The second series, Handwriting the Constitution, is a social art project began in January of 2017, in response to Trump’s assumption of the Office of President.
Leading public “handwriting sessions” O’Hara invites participants “to handwrite the US Constitution or other documents [such as the Universal Declaration of Human Rights] and written to protect human rights and freedoms” thereby creating “a physical and psychological space that explores the practice of concentrated writing as an art form, and a process designed to bring people together in a quiet and calming way, all by focusing on human rights. It has been identified as a powerful and transformative form of “activism for introverts.”
So far O’Hara has overseen 103 sessions across the globe. (The complete list of sessions can be viewed at the project’s website: https://www.handwritingtheconstitution.com.) Set beside materials from previous handwriting session and running the length of this exhibition the 102nd session will be ongoing at the gallery with a table set with documents, pens, paper, envelopes and stamps beside a list of politicians and government officials to whom transcribed portions of the documents, such the Constitution and Bill of Rights, may be sent.
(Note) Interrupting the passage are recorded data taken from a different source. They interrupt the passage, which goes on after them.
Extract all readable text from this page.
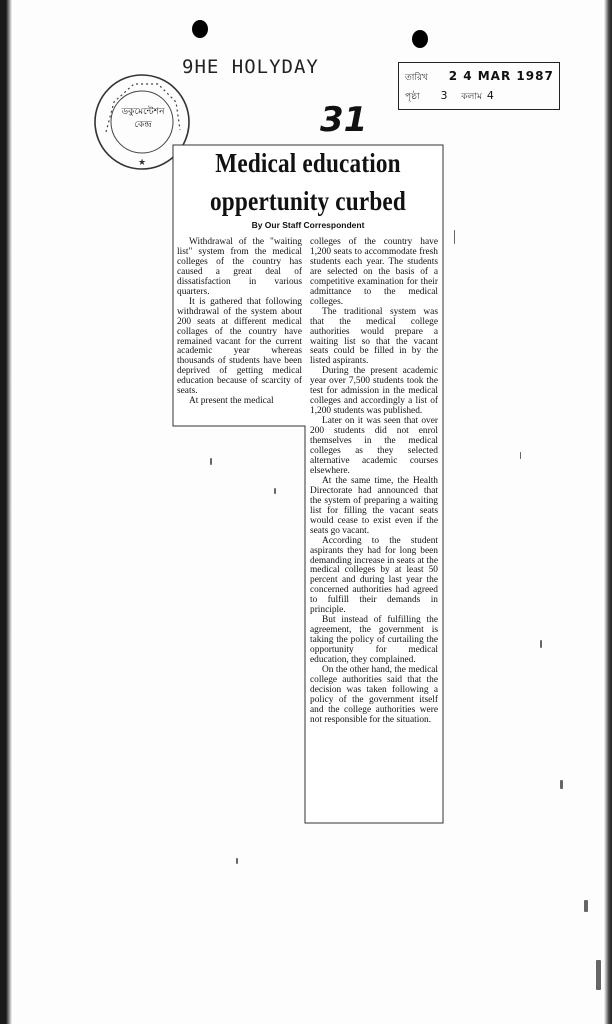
9HE HOLYDAY
31
তারিখ 2 4 MAR 1987
পৃষ্ঠা 3 কলাম 4
★
ডকুমেন্টেশন
কেন্দ্র
Medical education
oppertunity curbed
By Our Staff Correspondent

Withdrawal of the "waiting list" system from the medical colleges of the country has caused a great deal of dissatisfaction in various quarters.

It is gathered that following withdrawal of the system about 200 seats at different medical collages of the country have remained vacant for the current academic year whereas thousands of students have been deprived of getting medical education because of scarcity of seats.

At present the medical

colleges of the country have 1,200 seats to accommodate fresh students each year. The students are selected on the basis of a competitive examination for their admittance to the medical colleges.

The traditional system was that the medical college authorities would prepare a waiting list so that the vacant seats could be filled in by the listed aspirants.

During the present academic year over 7,500 students took the test for admission in the medical colleges and accordingly a list of 1,200 students was published.

Later on it was seen that over 200 students did not enrol themselves in the medical colleges as they selected alternative academic courses elsewhere.

At the same time, the Health Directorate had announced that the system of preparing a waiting list for filling the vacant seats would cease to exist even if the seats go vacant.

According to the student aspirants they had for long been demanding increase in seats at the medical colleges by at least 50 percent and during last year the concerned authorities had agreed to fulfill their demands in principle.

But instead of fulfilling the agreement, the government is taking the policy of curtailing the opportunity for medical education, they complained.

On the other hand, the medical college authorities said that the decision was taken following a policy of the government itself and the college authorities were not responsible for the situation.
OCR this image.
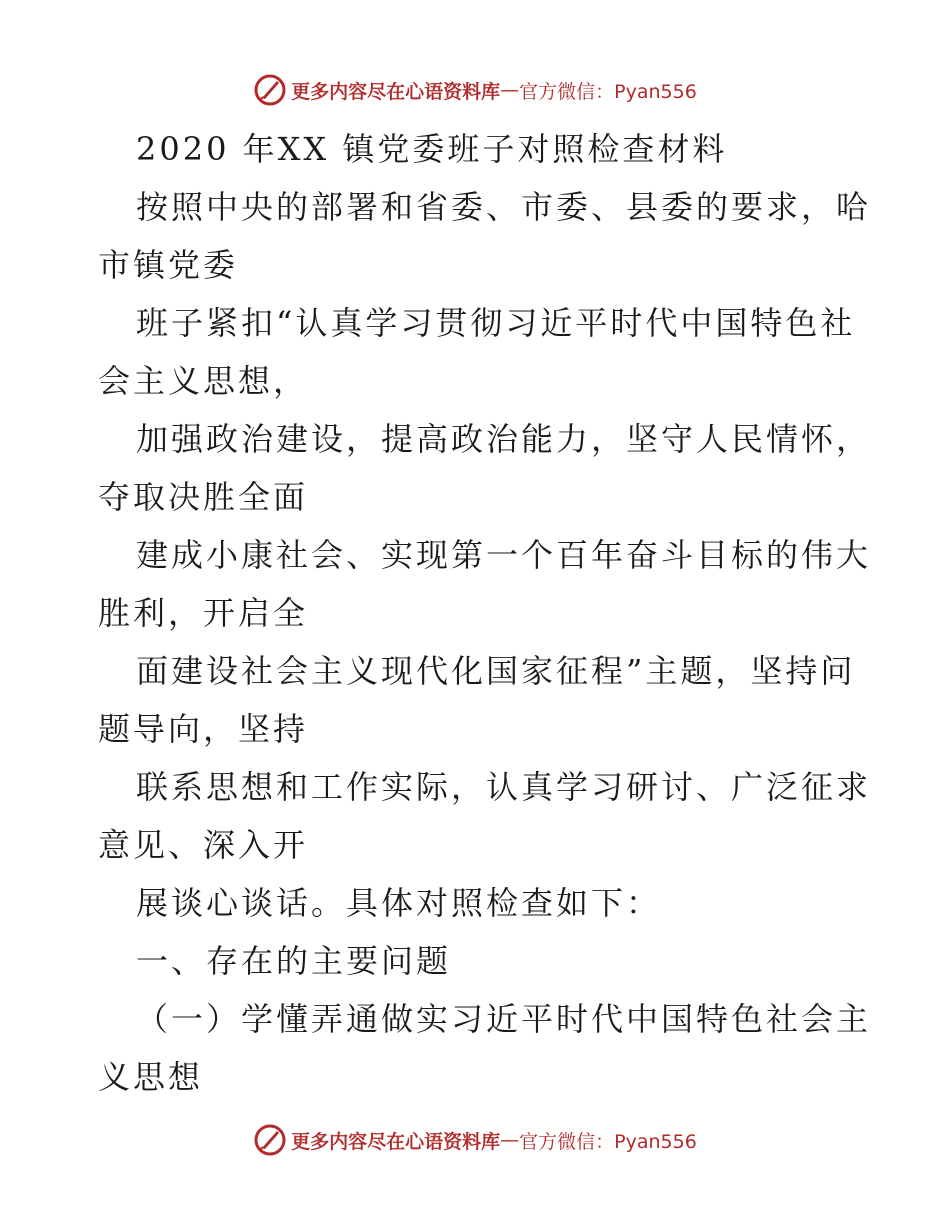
更多内容尽在心语资料库 — 官方微信：Pyan556
2020 年XX 镇党委班子对照检查材料
按照中央的部署和省委、市委、县委的要求，哈
市镇党委
班子紧扣“认真学习贯彻习近平时代中国特色社
会主义思想，
加强政治建设，提高政治能力，坚守人民情怀，
夺取决胜全面
建成小康社会、实现第一个百年奋斗目标的伟大
胜利，开启全
面建设社会主义现代化国家征程”主题，坚持问
题导向，坚持
联系思想和工作实际，认真学习研讨、广泛征求
意见、深入开
展谈心谈话。具体对照检查如下：
一、存在的主要问题
（一）学懂弄通做实习近平时代中国特色社会主
义思想
更多内容尽在心语资料库 — 官方微信：Pyan556
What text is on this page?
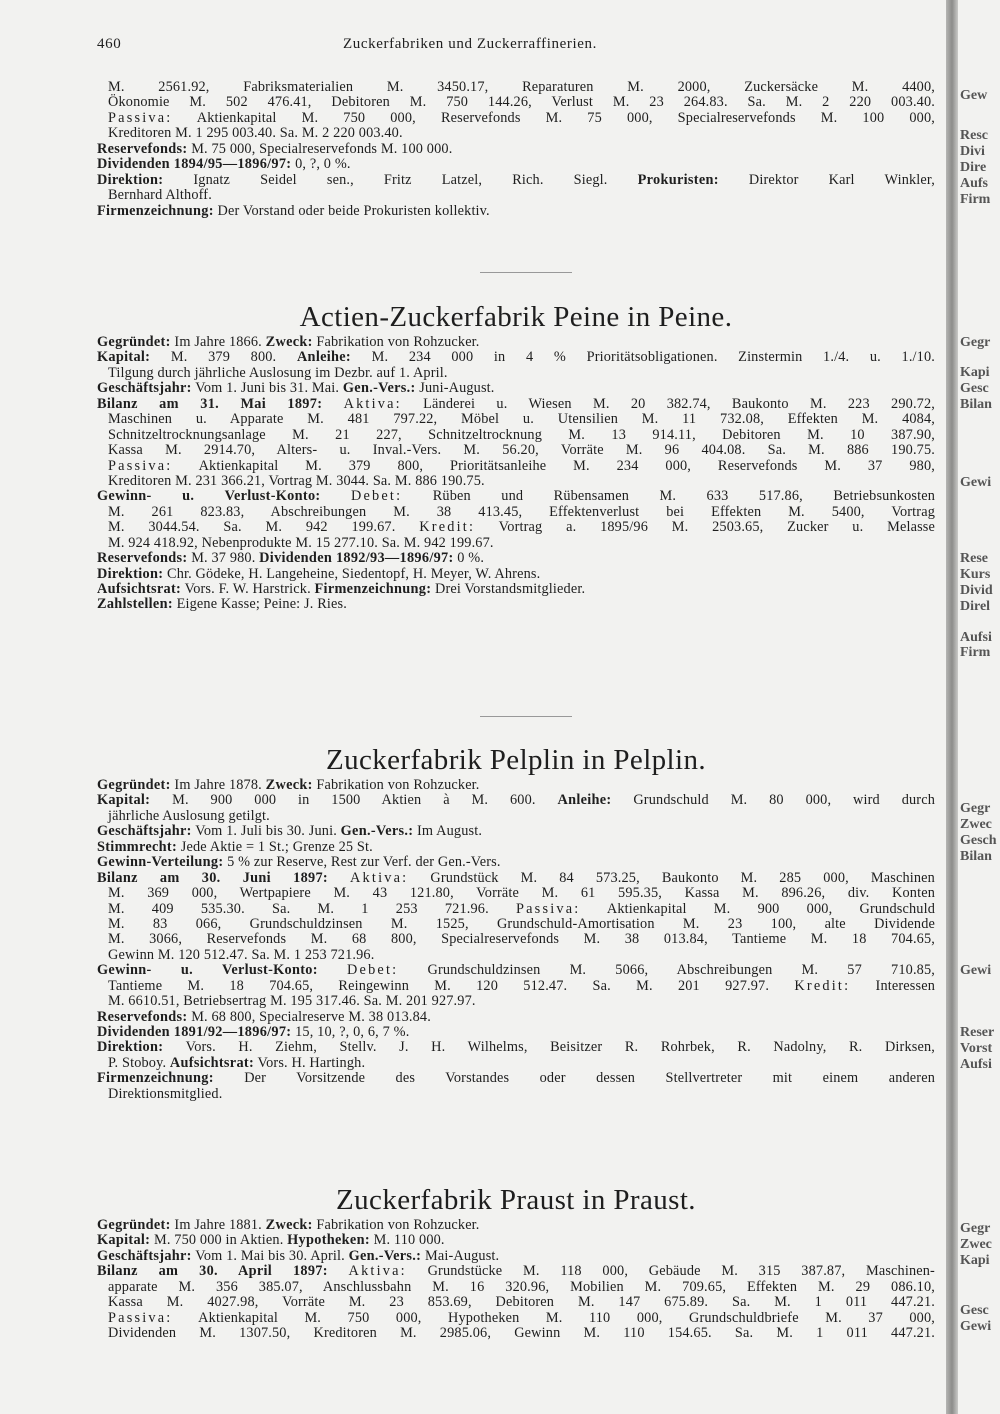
460	Zuckerfabriken und Zuckerraffinerien.
M. 2561.92, Fabriksmaterialien M. 3450.17, Reparaturen M. 2000, Zuckersäcke M. 4400,
Ökonomie M. 502 476.41, Debitoren M. 750 144.26, Verlust M. 23 264.83. Sa. M. 2 220 003.40.
Passiva: Aktienkapital M. 750 000, Reservefonds M. 75 000, Specialreservefonds M. 100 000,
Kreditoren M. 1 295 003.40. Sa. M. 2 220 003.40.
Reservefonds: M. 75 000, Specialreservefonds M. 100 000.
Dividenden 1894/95—1896/97: 0, ?, 0 %.
Direktion: Ignatz Seidel sen., Fritz Latzel, Rich. Siegl. Prokuristen: Direktor Karl Winkler,
Bernhard Althoff.
Firmenzeichnung: Der Vorstand oder beide Prokuristen kollektiv.
Actien-Zuckerfabrik Peine in Peine.
Gegründet: Im Jahre 1866. Zweck: Fabrikation von Rohzucker.
Kapital: M. 379 800. Anleihe: M. 234 000 in 4 % Prioritätsobligationen. Zinstermin 1./4. u. 1./10.
Tilgung durch jährliche Auslosung im Dezbr. auf 1. April.
Geschäftsjahr: Vom 1. Juni bis 31. Mai. Gen.-Vers.: Juni-August.
Bilanz am 31. Mai 1897: Aktiva: Länderei u. Wiesen M. 20 382.74, Baukonto M. 223 290.72,
Maschinen u. Apparate M. 481 797.22, Möbel u. Utensilien M. 11 732.08, Effekten M. 4084,
Schnitzeltrocknungsanlage M. 21 227, Schnitzeltrocknung M. 13 914.11, Debitoren M. 10 387.90,
Kassa M. 2914.70, Alters- u. Inval.-Vers. M. 56.20, Vorräte M. 96 404.08. Sa. M. 886 190.75.
Passiva: Aktienkapital M. 379 800, Prioritätsanleihe M. 234 000, Reservefonds M. 37 980,
Kreditoren M. 231 366.21, Vortrag M. 3044. Sa. M. 886 190.75.
Gewinn- u. Verlust-Konto: Debet: Rüben und Rübensamen M. 633 517.86, Betriebsunkosten
M. 261 823.83, Abschreibungen M. 38 413.45, Effektenverlust bei Effekten M. 5400, Vortrag
M. 3044.54. Sa. M. 942 199.67. Kredit: Vortrag a. 1895/96 M. 2503.65, Zucker u. Melasse
M. 924 418.92, Nebenprodukte M. 15 277.10. Sa. M. 942 199.67.
Reservefonds: M. 37 980. Dividenden 1892/93—1896/97: 0 %.
Direktion: Chr. Gödeke, H. Langeheine, Siedentopf, H. Meyer, W. Ahrens.
Aufsichtsrat: Vors. F. W. Harstrick. Firmenzeichnung: Drei Vorstandsmitglieder.
Zahlstellen: Eigene Kasse; Peine: J. Ries.
Zuckerfabrik Pelplin in Pelplin.
Gegründet: Im Jahre 1878. Zweck: Fabrikation von Rohzucker.
Kapital: M. 900 000 in 1500 Aktien à M. 600. Anleihe: Grundschuld M. 80 000, wird durch
jährliche Auslosung getilgt.
Geschäftsjahr: Vom 1. Juli bis 30. Juni. Gen.-Vers.: Im August.
Stimmrecht: Jede Aktie = 1 St.; Grenze 25 St.
Gewinn-Verteilung: 5 % zur Reserve, Rest zur Verf. der Gen.-Vers.
Bilanz am 30. Juni 1897: Aktiva: Grundstück M. 84 573.25, Baukonto M. 285 000, Maschinen
M. 369 000, Wertpapiere M. 43 121.80, Vorräte M. 61 595.35, Kassa M. 896.26, div. Konten
M. 409 535.30. Sa. M. 1 253 721.96. Passiva: Aktienkapital M. 900 000, Grundschuld
M. 83 066, Grundschuldzinsen M. 1525, Grundschuld-Amortisation M. 23 100, alte Dividende
M. 3066, Reservefonds M. 68 800, Specialreservefonds M. 38 013.84, Tantieme M. 18 704.65,
Gewinn M. 120 512.47. Sa. M. 1 253 721.96.
Gewinn- u. Verlust-Konto: Debet: Grundschuldzinsen M. 5066, Abschreibungen M. 57 710.85,
Tantieme M. 18 704.65, Reingewinn M. 120 512.47. Sa. M. 201 927.97. Kredit: Interessen
M. 6610.51, Betriebsertrag M. 195 317.46. Sa. M. 201 927.97.
Reservefonds: M. 68 800, Specialreserve M. 38 013.84.
Dividenden 1891/92—1896/97: 15, 10, ?, 0, 6, 7 %.
Direktion: Vors. H. Ziehm, Stellv. J. H. Wilhelms, Beisitzer R. Rohrbek, R. Nadolny, R. Dirksen,
P. Stoboy. Aufsichtsrat: Vors. H. Hartingh.
Firmenzeichnung: Der Vorsitzende des Vorstandes oder dessen Stellvertreter mit einem anderen
Direktionsmitglied.
Zuckerfabrik Praust in Praust.
Gegründet: Im Jahre 1881. Zweck: Fabrikation von Rohzucker.
Kapital: M. 750 000 in Aktien. Hypotheken: M. 110 000.
Geschäftsjahr: Vom 1. Mai bis 30. April. Gen.-Vers.: Mai-August.
Bilanz am 30. April 1897: Aktiva: Grundstücke M. 118 000, Gebäude M. 315 387.87, Maschinen-
apparate M. 356 385.07, Anschlussbahn M. 16 320.96, Mobilien M. 709.65, Effekten M. 29 086.10,
Kassa M. 4027.98, Vorräte M. 23 853.69, Debitoren M. 147 675.89. Sa. M. 1 011 447.21.
Passiva: Aktienkapital M. 750 000, Hypotheken M. 110 000, Grundschuldbriefe M. 37 000,
Dividenden M. 1307.50, Kreditoren M. 2985.06, Gewinn M. 110 154.65. Sa. M. 1 011 447.21.
Gew
Resc
Divi
Dire
Aufs
Firm
Gegr
Kapi
Gesc
Bilan
Gewi
Rese
Kurs
Divid
Direl
Aufsi
Firm
Gegr
Zwec
Gesch
Bilan
Gewi
Reser
Vorst
Aufsi
Gegr
Zwec
Kapi
Gesc
Gewi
These letters can be placed in stamped envelopes by their writers and will be collected for a mass posting at show’s end. (A 103rd session will be held at the Anita Rogers Gallery on Saturday, May 4).
Quotes above are from the artist’s written statements concerning her Handwriting the Constitution project. A full page article by Morgan O’Hara explaining this project appeared in the New York Times Sunday Review on July 2, 2017.